I guess I don't understand why parents have become the enemy. Please don't get me wrong. I know there are cases of legitimate abuse and I fully support taking the kids out of the care when that happens. But when did your tone or learning about your child's medical condition become grounds to remove a child from the home? Why do parents have to bite their tongues when people are doing things that will make something worse or are illegal because the repercussions will be aimed at the family instead of the person committing illegal actions? Most importantly, when will this trend end? I can only see it increasing with the ongoing controversy over making immunizations mandatory.

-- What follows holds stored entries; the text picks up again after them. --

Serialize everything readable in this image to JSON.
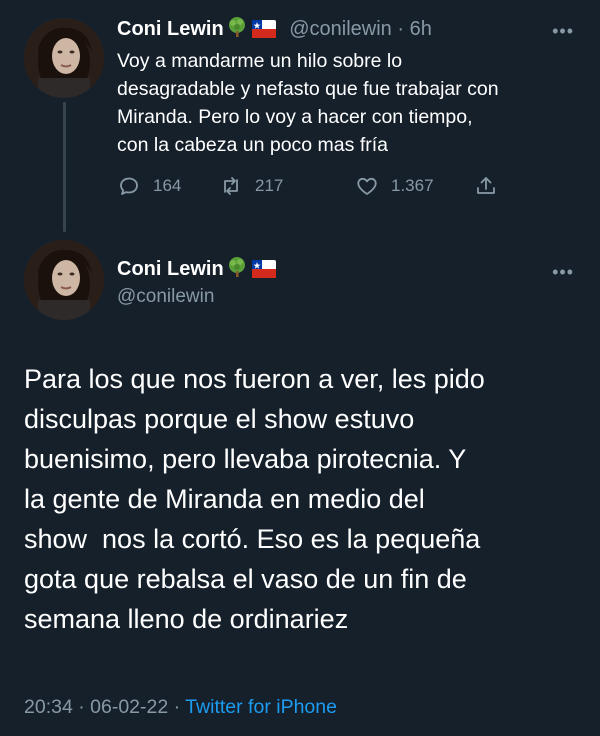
{
  "tweet1": {
    "author_name": "Coni Lewin",
    "author_icons": [
      "tree-icon",
      "chile-flag-icon"
    ],
    "handle": "@conilewin",
    "separator": "·",
    "time": "6h",
    "text_lines": [
      "Voy a mandarme un hilo sobre lo",
      "desagradable y nefasto que fue trabajar con",
      "Miranda. Pero lo voy a hacer con tiempo,",
      "con la cabeza un poco mas fría"
    ],
    "replies": "164",
    "retweets": "217",
    "likes": "1.367"
  },
  "tweet2": {
    "author_name": "Coni Lewin",
    "author_icons": [
      "tree-icon",
      "chile-flag-icon"
    ],
    "handle": "@conilewin",
    "text_lines": [
      "Para los que nos fueron a ver, les pido",
      "disculpas porque el show estuvo",
      "buenisimo, pero llevaba pirotecnia. Y",
      "la gente de Miranda en medio del",
      "show  nos la cortó. Eso es la pequeña",
      "gota que rebalsa el vaso de un fin de",
      "semana lleno de ordinariez"
    ],
    "time": "20:34",
    "separator": "·",
    "date": "06-02-22",
    "source": "Twitter for iPhone"
  },
  "colors": {
    "background": "#15202b",
    "text": "#ffffff",
    "muted": "#8899a6",
    "link": "#1d9bf0"
  }
}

Adding to this subject (May 2015) is now the Education Secretary, Arne Duncan. Mr. Duncan has now proposed the idea of 24/7 boarding for public schools. In his opinion "there are some children we should have 24/7." Now to be fair Mr. Duncan talked about this idea during an event to discuss youth violence and I don't ever really see this going anywhere. But humor me for a second....what if it does? What would happen if this were a reality? Let's look back at what happened with our school district? When we refused to sign the medical release would they use Medical Kidnapping and have our children placed in one of these boarding schools? You can't give this option and leave it up to the schools to decide who goes to boarding and who doesn't and expect some administrators not to use this for, in their terms "problem parents". You know, the parents like me who sit there and say, "yes the condition is real, NO I don't have to give you access to genetic testing, lab tests, chest x-rays, history and physicals, etc. and I have talked to my doctor who has advised me not to do this before I made my decision."
So while we tuck ourselves into bed tonight, content with what we have done for Rare Disease day, remember those families that are missing one person due to a parent-ectomy or medical kidnapping. Then ask yourself if we as a community, no matter what rare disease you are battling, have done enough.